Purchaser's Right to Rescind – Change in Material Particular

Significantly, purchasers now have the right to rescind the Contract if the notified change or inaccuracy revealed by the registered plan in the Disclosure Statement: 

  1. Is a change in 'material particular'
  2. The purchaser would not have entered into the Contract had they been aware of the change
  3. The purchaser is materially prejudiced by the change

Specifically, a 'material particular' is a change that will or is likely to adversely affect the use or enjoyment of the subject lot.

If the purchaser elects to rescind, they must serve a notice of rescission within 14 days of being notified of the change or receiving the registered plan. Otherwise the Disclosure Statement is taken to be amended in accordance with changes and/or inaccuracies.

Alternative Recourse for Purchasers – Compensation Framework

Significantly, the Regulations have provided a compensation framework for purchasers (Compensation Framework).

If a purchaser has a right to rescind the Contract but elects to proceed to settlement, they can seek compensation of up to two percent of the purchase price from the developer under the Compensation Framework.

To trigger the Compensation Framework, the purchaser must serve a compensation notice (Compensation Notice) within 14 days of being notified of the change or receiving the registered plan.

The Compensation Framework also provides a dispute resolution mechanism, where parties must refer the matter to arbitration if it is not resolved by the earlier of one month from the Compensation Notice being served or settlement.

While the Compensation Framework may encourage purchasers to proceed to settlement and make a claim in cases where the market price of the property has increased since exchange of the Contract, the legislation was refined after public consultation with industry stakeholders and legal professionals to allow the arbitrator to make a decision as to 'costs'. This should go some way in preventing purchasers from making frivolous claims.
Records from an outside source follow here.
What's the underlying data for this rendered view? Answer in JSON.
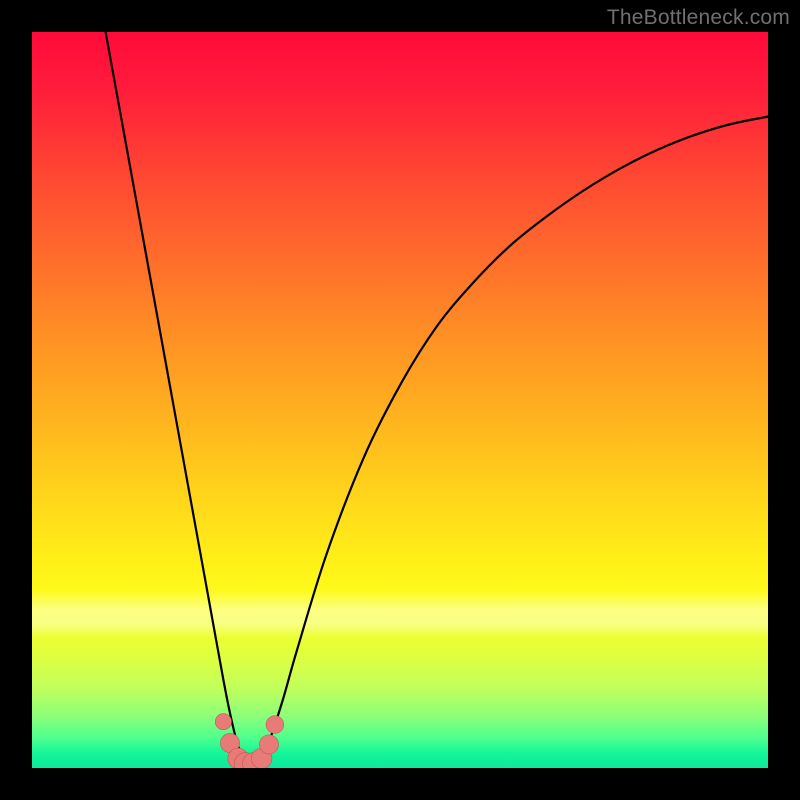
{
  "watermark": "TheBottleneck.com",
  "colors": {
    "frame": "#000000",
    "curve": "#000000",
    "marker_fill": "#e87a78",
    "marker_stroke": "#c55753",
    "gradient_top": "#ff0a3a",
    "gradient_bottom": "#0ee89c"
  },
  "chart_data": {
    "type": "line",
    "title": "",
    "xlabel": "",
    "ylabel": "",
    "xlim": [
      0,
      100
    ],
    "ylim": [
      0,
      100
    ],
    "grid": false,
    "legend": false,
    "series": [
      {
        "name": "bottleneck-curve",
        "x": [
          10,
          12,
          14,
          16,
          18,
          20,
          22,
          24,
          26,
          27,
          28,
          29,
          30,
          31,
          32,
          34,
          36,
          40,
          45,
          50,
          55,
          60,
          65,
          70,
          75,
          80,
          85,
          90,
          95,
          100
        ],
        "y": [
          100,
          89,
          78,
          67,
          56,
          45,
          34,
          23,
          12,
          7,
          3,
          1,
          0.5,
          1,
          3,
          9,
          16,
          29,
          42,
          52,
          60,
          66,
          71,
          75,
          78.5,
          81.5,
          84,
          86,
          87.5,
          88.5
        ]
      }
    ],
    "markers": [
      {
        "x": 26.0,
        "y": 6.3,
        "r": 1.1
      },
      {
        "x": 26.9,
        "y": 3.4,
        "r": 1.3
      },
      {
        "x": 28.0,
        "y": 1.3,
        "r": 1.4
      },
      {
        "x": 29.0,
        "y": 0.6,
        "r": 1.5
      },
      {
        "x": 30.1,
        "y": 0.6,
        "r": 1.5
      },
      {
        "x": 31.2,
        "y": 1.3,
        "r": 1.4
      },
      {
        "x": 32.2,
        "y": 3.2,
        "r": 1.3
      },
      {
        "x": 33.0,
        "y": 5.9,
        "r": 1.2
      }
    ]
  }
}
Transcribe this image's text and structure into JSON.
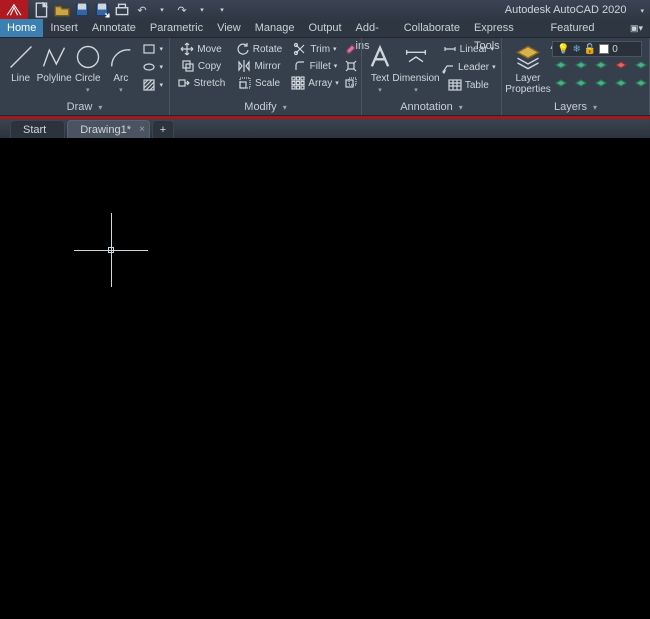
{
  "app": {
    "title": "Autodesk AutoCAD 2020"
  },
  "qat_hint": {
    "undo": "◄",
    "redo": "►"
  },
  "menutabs": [
    "Home",
    "Insert",
    "Annotate",
    "Parametric",
    "View",
    "Manage",
    "Output",
    "Add-ins",
    "Collaborate",
    "Express Tools",
    "Featured Apps"
  ],
  "menutabs_active": 0,
  "ribbon": {
    "draw": {
      "title": "Draw",
      "tools": {
        "line": "Line",
        "polyline": "Polyline",
        "circle": "Circle",
        "arc": "Arc"
      }
    },
    "modify": {
      "title": "Modify",
      "row1": {
        "move": "Move",
        "rotate": "Rotate",
        "trim": "Trim"
      },
      "row2": {
        "copy": "Copy",
        "mirror": "Mirror",
        "fillet": "Fillet"
      },
      "row3": {
        "stretch": "Stretch",
        "scale": "Scale",
        "array": "Array"
      }
    },
    "annotation": {
      "title": "Annotation",
      "text": "Text",
      "dimension": "Dimension",
      "linear": "Linear",
      "leader": "Leader",
      "table": "Table"
    },
    "layers": {
      "title": "Layers",
      "props": "Layer\nProperties",
      "current": "0"
    }
  },
  "doctabs": {
    "start": "Start",
    "drawing": "Drawing1*"
  }
}
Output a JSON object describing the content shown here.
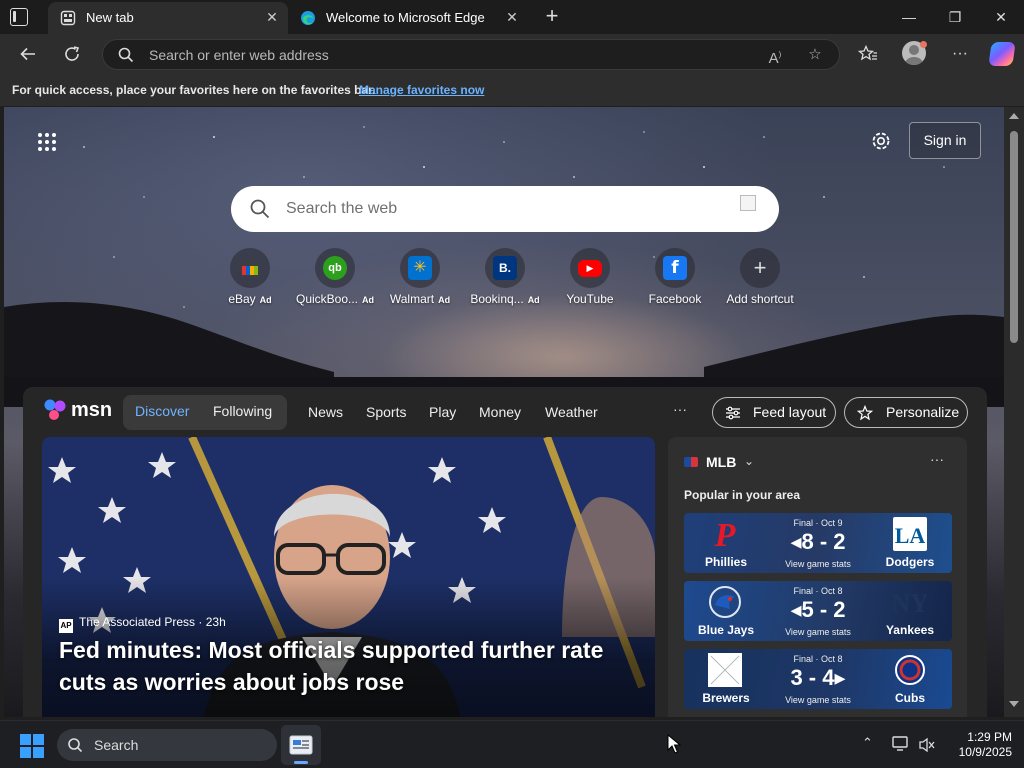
{
  "browser": {
    "tabs": [
      {
        "title": "New tab",
        "close": "✕"
      },
      {
        "title": "Welcome to Microsoft Edge",
        "close": "✕"
      }
    ],
    "new_tab": "+",
    "window_controls": {
      "minimize": "—",
      "maximize": "❐",
      "close": "✕"
    },
    "address": {
      "placeholder": "Search or enter web address",
      "value": ""
    },
    "favorites_bar": {
      "message": "For quick access, place your favorites here on the favorites bar.",
      "link": "Manage favorites now"
    }
  },
  "newtab": {
    "sign_in": "Sign in",
    "search": {
      "placeholder": "Search the web"
    },
    "shortcuts": [
      {
        "label": "eBay",
        "ad": "Ad",
        "color": "#e53238"
      },
      {
        "label": "QuickBoo...",
        "ad": "Ad",
        "color": "#2ca01c",
        "glyph": "qb"
      },
      {
        "label": "Walmart",
        "ad": "Ad",
        "color": "#0071ce",
        "glyph": "✳"
      },
      {
        "label": "Bookinq...",
        "ad": "Ad",
        "color": "#003580",
        "glyph": "B."
      },
      {
        "label": "YouTube",
        "ad": "",
        "color": "#ff0000",
        "glyph": "▶"
      },
      {
        "label": "Facebook",
        "ad": "",
        "color": "#1877f2",
        "glyph": "f"
      },
      {
        "label": "Add shortcut",
        "ad": "",
        "color": "",
        "glyph": "+"
      }
    ]
  },
  "feed": {
    "brand": "msn",
    "segments": [
      "Discover",
      "Following"
    ],
    "nav": [
      "News",
      "Sports",
      "Play",
      "Money",
      "Weather"
    ],
    "more": "···",
    "feed_layout": "Feed layout",
    "personalize": "Personalize",
    "hero": {
      "source": "The Associated Press",
      "source_logo": "AP",
      "age": "23h",
      "headline": "Fed minutes: Most officials supported further rate cuts as worries about jobs rose"
    },
    "sports": {
      "league": "MLB",
      "chevron": "⌄",
      "more": "···",
      "subtitle": "Popular in your area",
      "games": [
        {
          "status": "Final · Oct 9",
          "score": "◂8 - 2",
          "stats": "View game stats",
          "team_left": "Phillies",
          "team_right": "Dodgers",
          "left_color": "#e81828",
          "right_color": "#005a9c"
        },
        {
          "status": "Final · Oct 8",
          "score": "◂5 - 2",
          "stats": "View game stats",
          "team_left": "Blue Jays",
          "team_right": "Yankees",
          "left_color": "#134a8e",
          "right_color": "#0c2340"
        },
        {
          "status": "Final · Oct 8",
          "score": "3 - 4▸",
          "stats": "View game stats",
          "team_left": "Brewers",
          "team_right": "Cubs",
          "left_color": "#12284b",
          "right_color": "#0e3386"
        }
      ]
    }
  },
  "taskbar": {
    "search_label": "Search",
    "time": "1:29 PM",
    "date": "10/9/2025"
  }
}
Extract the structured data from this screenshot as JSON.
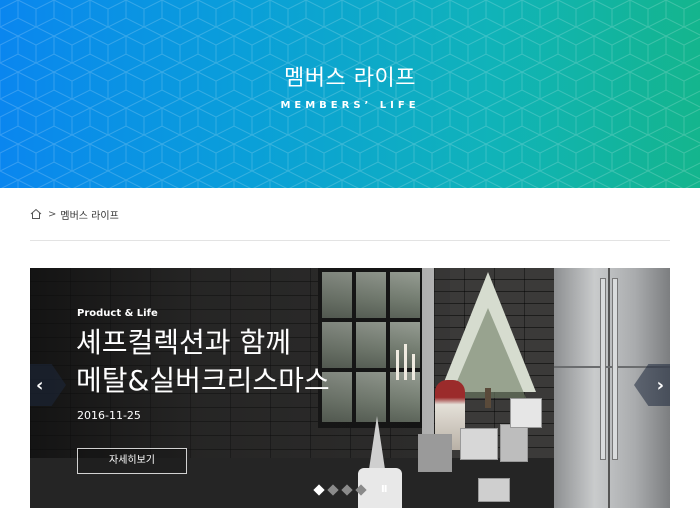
{
  "header": {
    "title": "멤버스 라이프",
    "subtitle": "MEMBERS’ LIFE",
    "gradient_start": "#0a86ef",
    "gradient_end": "#14b58d"
  },
  "breadcrumb": {
    "home_icon": "home-icon",
    "separator": ">",
    "current": "멤버스 라이프"
  },
  "slide": {
    "tag": "Product & Life",
    "title_line1": "셰프컬렉션과 함께",
    "title_line2": "메탈&실버크리스마스",
    "date": "2016-11-25",
    "detail_button": "자세히보기",
    "prev_arrow": "‹",
    "next_arrow": "›",
    "pause_label": "II",
    "total_slides": 4,
    "active_slide": 1
  }
}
Other changes to legislation

There were a number of other significant changes to off-the-plan conveyancing legislation, which include the following:

  1. In order to prevent contracts from being drafted to avoid triggering a sunset clause, the definition of a 'sunset event' now includes events such as the issue of an occupation certificate and any other event that may be prescribed by the Regulation. 
  2. The cooling-off period for off-the-plan contracts has been extended to 10 days and the standard form of the Contract for the Sale and Purchase of Land will be updated to reflect this.
  3. All deposits must be held in a controlled money or trust account. This will prevent the early release of the deposit.


These changes will take effect from 1 December 2019. While Parliament has emphasised the balance to be struck between the rights of developers and purchasers, the amended legislation will ultimately require developers to take more precaution before proceeding to launch.